As the trade progressed and additional units were added, the stop loss was dynamically adjusted using the most recent entry as a reference.The trailing stop for all positions was 2N on the latest (most recent) added position. If the stop was hit, all positions in that trade were closed simultaneously, locking in gains and controlling downside risk.

How Have Markets Changed Since the 1980s?

  1. Algorithmic and high-frequency trading (HFT) now dominate markets, often resulting in faster and more erratic price movements.
  2. Trading costs (commissions, spreads) have significantly decreased, enabling more frequent entries and tighter stops.
  3. Trend persistence has diminished. Markets often reverse more quickly, making it harder for long-trend strategies to succeed without adaptation.
  4. Forex and futures markets are more liquid, making it easier to execute large positions with less slippage.
  5. Futures markets have seen changes in volume and type, enabling a greater selection of asset choices.
  6. Stock indices tend to exhibit more mean reversion, demanding smarter trend filters.
  7. Breakouts from common levels are less reliable, often resulting in quick reversals due to stop hunting and market manipulation.
  8. A greater need for confirmation signals before acting on a breakout.
  9. ATR-based sizing remains relevant but may benefit from more dynamic scaling.
  10. Rigid stop-loss rules (like 2× ATR) are more likely to be hit due to shorter trend durations.

How Could the Turtle System Be Used Today?

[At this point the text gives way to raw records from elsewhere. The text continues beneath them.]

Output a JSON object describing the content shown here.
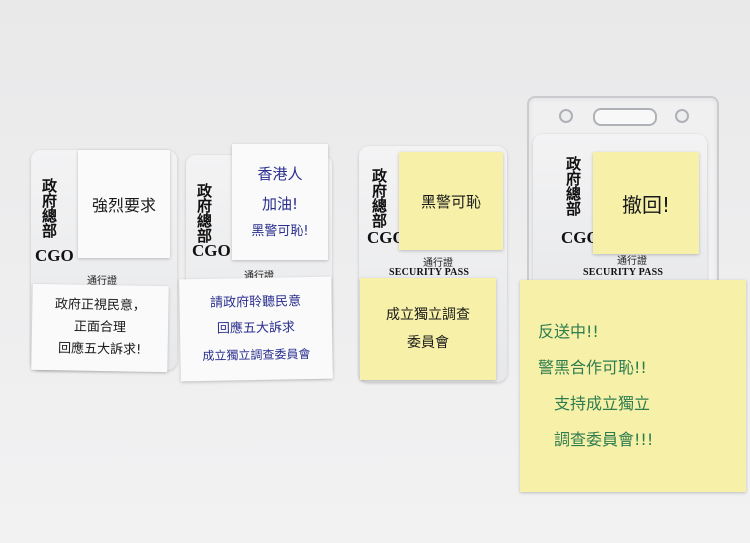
{
  "pass": {
    "org": "政府總部",
    "code": "CGO",
    "pass_label_zh": "通行證",
    "pass_label_en": "SECURITY PASS"
  },
  "notes": {
    "n1_top": "強烈要求",
    "n1_bottom": [
      "政府正視民意，",
      "正面合理",
      "回應五大訴求!"
    ],
    "n2_top": [
      "香港人",
      "加油!",
      "黑警可恥!"
    ],
    "n2_bottom": [
      "請政府聆聽民意",
      "回應五大訴求",
      "成立獨立調查委員會"
    ],
    "n3_top": "黑警可恥",
    "n3_bottom": [
      "成立獨立調查",
      "委員會"
    ],
    "n4_top": "撤回!",
    "n4_bottom": [
      "反送中!!",
      "警黑合作可恥!!",
      "支持成立獨立",
      "調查委員會!!!"
    ]
  },
  "colors": {
    "ink_black": "#1a1a1a",
    "ink_blue": "#2a2f8f",
    "ink_green": "#2e7d4f",
    "note_yellow": "#f6f0a8",
    "note_white": "#fafafa"
  }
}
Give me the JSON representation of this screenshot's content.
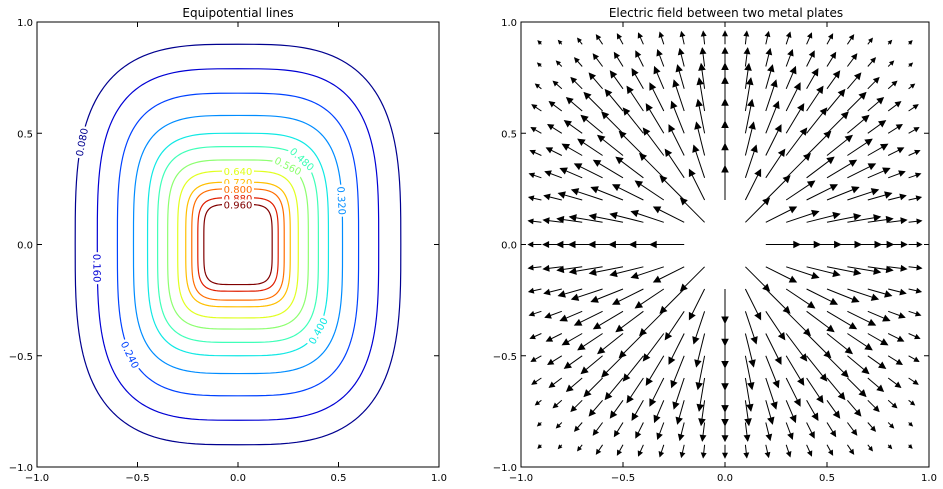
{
  "chart_data": [
    {
      "type": "contour",
      "title": "Equipotential lines",
      "xlim": [
        -1.0,
        1.0
      ],
      "ylim": [
        -1.0,
        1.0
      ],
      "x_ticks": [
        "−1.0",
        "−0.5",
        "0.0",
        "0.5",
        "1.0"
      ],
      "y_ticks": [
        "−1.0",
        "−0.5",
        "0.0",
        "0.5",
        "1.0"
      ],
      "grid": false,
      "levels": [
        {
          "value": 0.08,
          "label": "0.080",
          "color": "#00008f",
          "half_w": 0.81,
          "half_h": 0.9
        },
        {
          "value": 0.16,
          "label": "0.160",
          "color": "#0000d4",
          "half_w": 0.7,
          "half_h": 0.79
        },
        {
          "value": 0.24,
          "label": "0.240",
          "color": "#0042ff",
          "half_w": 0.6,
          "half_h": 0.68
        },
        {
          "value": 0.32,
          "label": "0.320",
          "color": "#008cff",
          "half_w": 0.52,
          "half_h": 0.58
        },
        {
          "value": 0.4,
          "label": "0.400",
          "color": "#10e8e4",
          "half_w": 0.45,
          "half_h": 0.5
        },
        {
          "value": 0.48,
          "label": "0.480",
          "color": "#3fffb8",
          "half_w": 0.4,
          "half_h": 0.44
        },
        {
          "value": 0.56,
          "label": "0.560",
          "color": "#8dff70",
          "half_w": 0.35,
          "half_h": 0.38
        },
        {
          "value": 0.64,
          "label": "0.640",
          "color": "#e1ff1f",
          "half_w": 0.3,
          "half_h": 0.33
        },
        {
          "value": 0.72,
          "label": "0.720",
          "color": "#ffbf00",
          "half_w": 0.26,
          "half_h": 0.28
        },
        {
          "value": 0.8,
          "label": "0.800",
          "color": "#ff6d00",
          "half_w": 0.23,
          "half_h": 0.25
        },
        {
          "value": 0.88,
          "label": "0.880",
          "color": "#df1e00",
          "half_w": 0.2,
          "half_h": 0.21
        },
        {
          "value": 0.96,
          "label": "0.960",
          "color": "#800000",
          "half_w": 0.17,
          "half_h": 0.18
        }
      ]
    },
    {
      "type": "quiver",
      "title": "Electric field between two metal plates",
      "xlim": [
        -1.0,
        1.0
      ],
      "ylim": [
        -1.0,
        1.0
      ],
      "x_ticks": [
        "−1.0",
        "−0.5",
        "0.0",
        "0.5",
        "1.0"
      ],
      "y_ticks": [
        "−1.0",
        "−0.5",
        "0.0",
        "0.5",
        "1.0"
      ],
      "grid": false,
      "grid_x": [
        -0.9,
        -0.8,
        -0.7,
        -0.6,
        -0.5,
        -0.4,
        -0.3,
        -0.2,
        -0.1,
        0.0,
        0.1,
        0.2,
        0.3,
        0.4,
        0.5,
        0.6,
        0.7,
        0.8,
        0.9
      ],
      "grid_y": [
        0.9,
        0.8,
        0.7,
        0.6,
        0.5,
        0.4,
        0.3,
        0.2,
        0.1,
        0.0,
        -0.1,
        -0.2,
        -0.3,
        -0.4,
        -0.5,
        -0.6,
        -0.7,
        -0.8,
        -0.9
      ],
      "field": "radial, directed away from the central plate region"
    }
  ]
}
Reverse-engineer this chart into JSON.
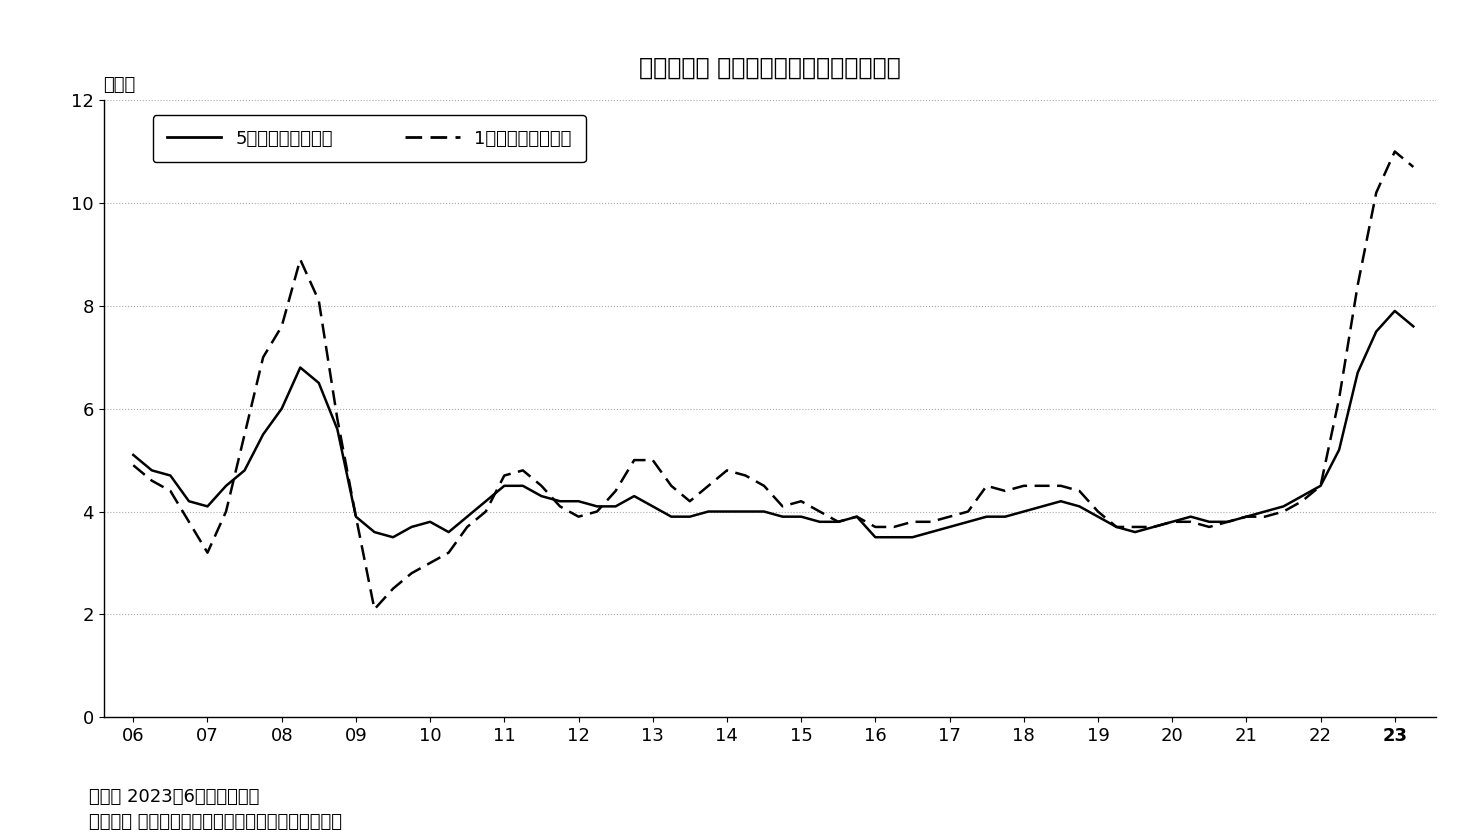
{
  "title": "［図表２］ 家計のインフレ予想（平均）",
  "ylabel": "（％）",
  "note1": "（注） 2023年6月時点まで。",
  "note2": "（資料） 日銀「生活意識に関するアンケート調査」",
  "legend_solid": "5年後の物価の予想",
  "legend_dashed": "1年後の物価の予想",
  "ylim": [
    0,
    12
  ],
  "yticks": [
    0,
    2,
    4,
    6,
    8,
    10,
    12
  ],
  "background_color": "#ffffff",
  "line_color": "#000000",
  "x_labels": [
    "06",
    "07",
    "08",
    "09",
    "10",
    "11",
    "12",
    "13",
    "14",
    "15",
    "16",
    "17",
    "18",
    "19",
    "20",
    "21",
    "22",
    "23"
  ],
  "solid_x": [
    2006.0,
    2006.25,
    2006.5,
    2006.75,
    2007.0,
    2007.25,
    2007.5,
    2007.75,
    2008.0,
    2008.25,
    2008.5,
    2008.75,
    2009.0,
    2009.25,
    2009.5,
    2009.75,
    2010.0,
    2010.25,
    2010.5,
    2010.75,
    2011.0,
    2011.25,
    2011.5,
    2011.75,
    2012.0,
    2012.25,
    2012.5,
    2012.75,
    2013.0,
    2013.25,
    2013.5,
    2013.75,
    2014.0,
    2014.25,
    2014.5,
    2014.75,
    2015.0,
    2015.25,
    2015.5,
    2015.75,
    2016.0,
    2016.25,
    2016.5,
    2016.75,
    2017.0,
    2017.25,
    2017.5,
    2017.75,
    2018.0,
    2018.25,
    2018.5,
    2018.75,
    2019.0,
    2019.25,
    2019.5,
    2019.75,
    2020.0,
    2020.25,
    2020.5,
    2020.75,
    2021.0,
    2021.25,
    2021.5,
    2021.75,
    2022.0,
    2022.25,
    2022.5,
    2022.75,
    2023.0,
    2023.25
  ],
  "solid_y": [
    5.1,
    4.8,
    4.7,
    4.2,
    4.1,
    4.5,
    4.8,
    5.5,
    6.0,
    6.8,
    6.5,
    5.6,
    3.9,
    3.6,
    3.5,
    3.7,
    3.8,
    3.6,
    3.9,
    4.2,
    4.5,
    4.5,
    4.3,
    4.2,
    4.2,
    4.1,
    4.1,
    4.3,
    4.1,
    3.9,
    3.9,
    4.0,
    4.0,
    4.0,
    4.0,
    3.9,
    3.9,
    3.8,
    3.8,
    3.9,
    3.5,
    3.5,
    3.5,
    3.6,
    3.7,
    3.8,
    3.9,
    3.9,
    4.0,
    4.1,
    4.2,
    4.1,
    3.9,
    3.7,
    3.6,
    3.7,
    3.8,
    3.9,
    3.8,
    3.8,
    3.9,
    4.0,
    4.1,
    4.3,
    4.5,
    5.2,
    6.7,
    7.5,
    7.9,
    7.6
  ],
  "dashed_x": [
    2006.0,
    2006.25,
    2006.5,
    2006.75,
    2007.0,
    2007.25,
    2007.5,
    2007.75,
    2008.0,
    2008.25,
    2008.5,
    2008.75,
    2009.0,
    2009.25,
    2009.5,
    2009.75,
    2010.0,
    2010.25,
    2010.5,
    2010.75,
    2011.0,
    2011.25,
    2011.5,
    2011.75,
    2012.0,
    2012.25,
    2012.5,
    2012.75,
    2013.0,
    2013.25,
    2013.5,
    2013.75,
    2014.0,
    2014.25,
    2014.5,
    2014.75,
    2015.0,
    2015.25,
    2015.5,
    2015.75,
    2016.0,
    2016.25,
    2016.5,
    2016.75,
    2017.0,
    2017.25,
    2017.5,
    2017.75,
    2018.0,
    2018.25,
    2018.5,
    2018.75,
    2019.0,
    2019.25,
    2019.5,
    2019.75,
    2020.0,
    2020.25,
    2020.5,
    2020.75,
    2021.0,
    2021.25,
    2021.5,
    2021.75,
    2022.0,
    2022.25,
    2022.5,
    2022.75,
    2023.0,
    2023.25
  ],
  "dashed_y": [
    4.9,
    4.6,
    4.4,
    3.8,
    3.2,
    4.0,
    5.5,
    7.0,
    7.6,
    8.9,
    8.1,
    5.8,
    3.9,
    2.1,
    2.5,
    2.8,
    3.0,
    3.2,
    3.7,
    4.0,
    4.7,
    4.8,
    4.5,
    4.1,
    3.9,
    4.0,
    4.4,
    5.0,
    5.0,
    4.5,
    4.2,
    4.5,
    4.8,
    4.7,
    4.5,
    4.1,
    4.2,
    4.0,
    3.8,
    3.9,
    3.7,
    3.7,
    3.8,
    3.8,
    3.9,
    4.0,
    4.5,
    4.4,
    4.5,
    4.5,
    4.5,
    4.4,
    4.0,
    3.7,
    3.7,
    3.7,
    3.8,
    3.8,
    3.7,
    3.8,
    3.9,
    3.9,
    4.0,
    4.2,
    4.5,
    6.2,
    8.4,
    10.2,
    11.0,
    10.7
  ]
}
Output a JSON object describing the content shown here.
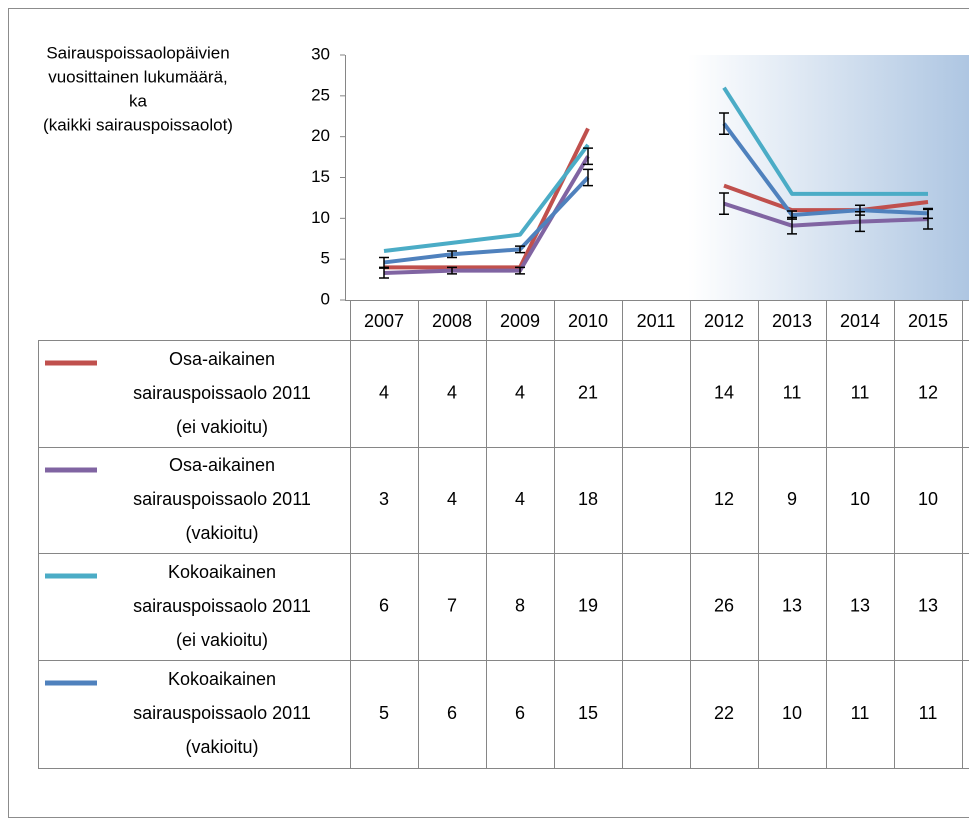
{
  "chart_data": {
    "type": "line",
    "y_label_lines": [
      "Sairauspoissaolopäivien",
      "vuosittainen lukumäärä,",
      "ka",
      "(kaikki sairauspoissaolot)"
    ],
    "categories": [
      "2007",
      "2008",
      "2009",
      "2010",
      "2011",
      "2012",
      "2013",
      "2014",
      "2015"
    ],
    "ylim": [
      0,
      30
    ],
    "yticks": [
      0,
      5,
      10,
      15,
      20,
      25,
      30
    ],
    "series": [
      {
        "name": "Osa-aikainen sairauspoissaolo 2011 (ei vakioitu)",
        "color": "#c0504d",
        "values": [
          4,
          4,
          4,
          21,
          null,
          14,
          11,
          11,
          12
        ],
        "value_labels": [
          "4",
          "4",
          "4",
          "21",
          null,
          "14",
          "11",
          "11",
          "12"
        ]
      },
      {
        "name": "Osa-aikainen sairauspoissaolo 2011 (vakioitu)",
        "color": "#8064a2",
        "values": [
          3.3,
          3.6,
          3.6,
          17.6,
          null,
          11.8,
          9.1,
          9.6,
          9.9
        ],
        "errors": [
          0.6,
          0.4,
          0.4,
          1,
          null,
          1.3,
          1,
          1.2,
          1.2
        ],
        "value_labels": [
          "3",
          "4",
          "4",
          "18",
          null,
          "12",
          "9",
          "10",
          "10"
        ]
      },
      {
        "name": "Kokoaikainen sairauspoissaolo 2011 (ei vakioitu)",
        "color": "#4bacc6",
        "values": [
          6,
          7,
          8,
          19,
          null,
          26,
          13,
          13,
          13
        ],
        "value_labels": [
          "6",
          "7",
          "8",
          "19",
          null,
          "26",
          "13",
          "13",
          "13"
        ]
      },
      {
        "name": "Kokoaikainen sairauspoissaolo 2011 (vakioitu)",
        "color": "#4f81bd",
        "values": [
          4.6,
          5.6,
          6.2,
          15,
          null,
          21.6,
          10.4,
          11,
          10.6
        ],
        "errors": [
          0.6,
          0.4,
          0.4,
          1,
          null,
          1.3,
          0.5,
          0.6,
          0.6
        ],
        "value_labels": [
          "5",
          "6",
          "6",
          "15",
          null,
          "22",
          "10",
          "11",
          "11"
        ]
      }
    ]
  }
}
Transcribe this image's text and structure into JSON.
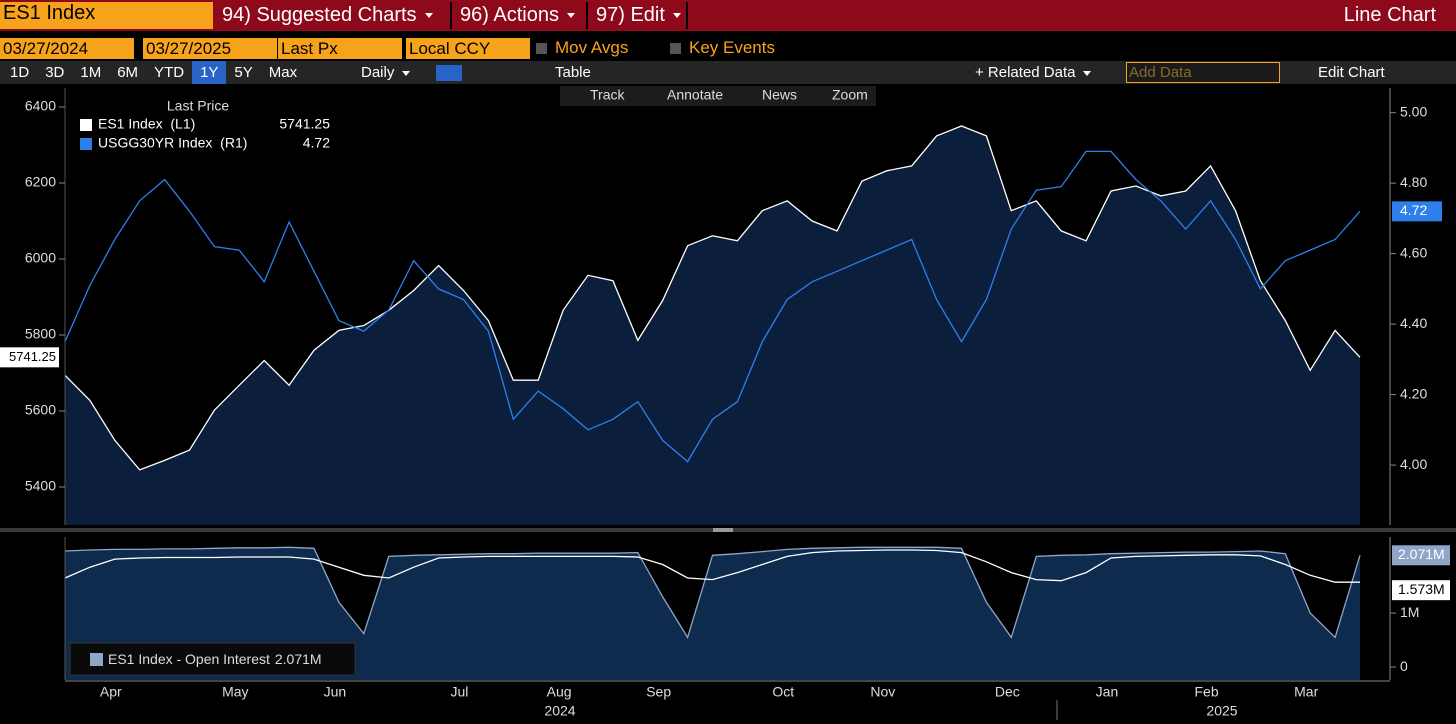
{
  "toolbar": {
    "security": "ES1 Index",
    "menus": [
      "94) Suggested Charts",
      "96) Actions",
      "97) Edit"
    ],
    "chart_kind": "Line Chart",
    "start_date": "03/27/2024",
    "end_date": "03/27/2025",
    "field": "Last Px",
    "currency": "Local CCY",
    "options": [
      "Mov Avgs",
      "Key Events"
    ],
    "ranges": [
      "1D",
      "3D",
      "1M",
      "6M",
      "YTD",
      "1Y",
      "5Y",
      "Max"
    ],
    "active_range": "1Y",
    "frequency": "Daily",
    "table": "Table",
    "related": "+ Related Data",
    "add_data": "Add Data",
    "edit_chart": "Edit Chart",
    "tools": [
      "Track",
      "Annotate",
      "News",
      "Zoom"
    ]
  },
  "chart_data": [
    {
      "type": "line",
      "legend_title": "Last Price",
      "categories": [
        null,
        null,
        "Apr",
        null,
        null,
        null,
        null,
        "May",
        null,
        null,
        null,
        "Jun",
        null,
        null,
        null,
        null,
        "Jul",
        null,
        null,
        null,
        "Aug",
        null,
        null,
        null,
        "Sep",
        null,
        null,
        null,
        null,
        "Oct",
        null,
        null,
        null,
        "Nov",
        null,
        null,
        null,
        null,
        "Dec",
        null,
        null,
        null,
        "Jan",
        null,
        null,
        null,
        "Feb",
        null,
        null,
        null,
        "Mar",
        null,
        null
      ],
      "year_labels": [
        "2024",
        "2025"
      ],
      "ylim": [
        5300,
        6450
      ],
      "yticks": [
        5400,
        5600,
        5800,
        6000,
        6200,
        6400
      ],
      "y2lim": [
        3.83,
        5.07
      ],
      "y2ticks": [
        {
          "value": 4,
          "label": "4.00"
        },
        {
          "value": 4.2,
          "label": "4.20"
        },
        {
          "value": 4.4,
          "label": "4.40"
        },
        {
          "value": 4.6,
          "label": "4.60"
        },
        {
          "value": 4.8,
          "label": "4.80"
        },
        {
          "value": 5,
          "label": "5.00"
        }
      ],
      "series": [
        {
          "name": "ES1 Index  (L1)",
          "color": "#ffffff",
          "fill": "#0b1f3d",
          "values": [
            5694,
            5628,
            5523,
            5445,
            5470,
            5497,
            5602,
            5668,
            5733,
            5668,
            5760,
            5812,
            5825,
            5865,
            5917,
            5983,
            5917,
            5838,
            5681,
            5681,
            5865,
            5957,
            5943,
            5786,
            5891,
            6035,
            6061,
            6048,
            6127,
            6153,
            6100,
            6074,
            6205,
            6232,
            6245,
            6324,
            6350,
            6324,
            6127,
            6153,
            6074,
            6048,
            6179,
            6192,
            6166,
            6179,
            6245,
            6127,
            5943,
            5838,
            5707,
            5812,
            5741.25
          ]
        },
        {
          "name": "USGG30YR Index  (R1)",
          "color": "#2d7fea",
          "axis": "y2",
          "values": [
            4.35,
            4.51,
            4.64,
            4.75,
            4.81,
            4.72,
            4.62,
            4.61,
            4.52,
            4.69,
            4.55,
            4.41,
            4.38,
            4.44,
            4.58,
            4.5,
            4.47,
            4.38,
            4.13,
            4.21,
            4.16,
            4.1,
            4.13,
            4.18,
            4.07,
            4.01,
            4.13,
            4.18,
            4.35,
            4.47,
            4.52,
            4.55,
            4.58,
            4.61,
            4.64,
            4.47,
            4.35,
            4.47,
            4.67,
            4.78,
            4.79,
            4.89,
            4.89,
            4.81,
            4.75,
            4.67,
            4.75,
            4.64,
            4.5,
            4.58,
            4.61,
            4.64,
            4.72
          ]
        }
      ]
    },
    {
      "type": "area",
      "ylim": [
        -240000,
        2410000
      ],
      "yticks": [
        0,
        {
          "value": 1000000,
          "label": "1M"
        }
      ],
      "series": [
        {
          "name": "ES1 Index - Open Interest",
          "color": "#8fa6c8",
          "fill": "#0e2a4c",
          "tag": "2.071M",
          "values": [
            2150000,
            2170000,
            2180000,
            2180000,
            2190000,
            2190000,
            2200000,
            2210000,
            2210000,
            2220000,
            2200000,
            1200000,
            620000,
            2050000,
            2070000,
            2080000,
            2090000,
            2100000,
            2100000,
            2110000,
            2110000,
            2110000,
            2110000,
            2120000,
            1300000,
            550000,
            2070000,
            2100000,
            2140000,
            2180000,
            2200000,
            2210000,
            2220000,
            2220000,
            2220000,
            2220000,
            2200000,
            1200000,
            550000,
            2050000,
            2070000,
            2080000,
            2100000,
            2110000,
            2120000,
            2130000,
            2130000,
            2140000,
            2150000,
            2100000,
            1000000,
            550000,
            2071000
          ]
        },
        {
          "color": "#ffffff",
          "tag": "1.573M",
          "values": [
            1650000,
            1850000,
            2000000,
            2020000,
            2030000,
            2030000,
            2030000,
            2040000,
            2040000,
            2040000,
            2000000,
            1850000,
            1700000,
            1650000,
            1850000,
            2020000,
            2040000,
            2050000,
            2050000,
            2050000,
            2050000,
            2050000,
            2050000,
            2040000,
            1900000,
            1650000,
            1620000,
            1750000,
            1900000,
            2050000,
            2120000,
            2150000,
            2160000,
            2170000,
            2170000,
            2160000,
            2120000,
            1950000,
            1750000,
            1620000,
            1600000,
            1750000,
            2020000,
            2050000,
            2060000,
            2070000,
            2080000,
            2080000,
            2060000,
            1900000,
            1700000,
            1573000,
            1573000
          ]
        }
      ]
    }
  ]
}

Although the principles underpinning the turtle systems remain valid for trading today, some tweaking of the original criteria and parameter levels would be worth exploring.

Entry Modifications:

Requiring confirmation from trend filters, such as price being above the 200 EMA or RSI values above 55, or perhaps looking for confirmation on larger timeframes, could reduce false signals and improve win rates.Additional volume filters, including relative volume, OBV, and average volume, may add value to decision-makingIncorporating indicators developed since the turtle experiment, such as other variations of the ATR and RSI, Bollinger bands, and Keltner channels, may be worth consideration for the confluence of the basic trend following structure.

Exit and Risk Enhancements:

In the turtles experiment, the ATR was static once the initial trade was entered; the N value remained fixed for that position and all subsequent accumulated positions. Arguably a dynamic ATR instead of a fixed level may be worth consideration to adjust to changing volatility over time.This especially makes sense if you are considering adding additional confluence from other indicators for the initial position.

Trade Like a Turtle

Using the original Turtle approach could be considered a checklist for good practice. Especially when it comes to rule-based system designs, risk management, emotional discipline in execution, and equal attention to entry, accumulation, and exit.Consider testing a “Turtle-inspired” strategy using current instruments and enhanced filters before taking it live. The spirit of the Turtle experiment lives on not just in its rules, but in the key message that trading can be taught. You can learn it, but success depends on sticking to a well-thought-out plan and adhering to the golden rules of trading that still apply today.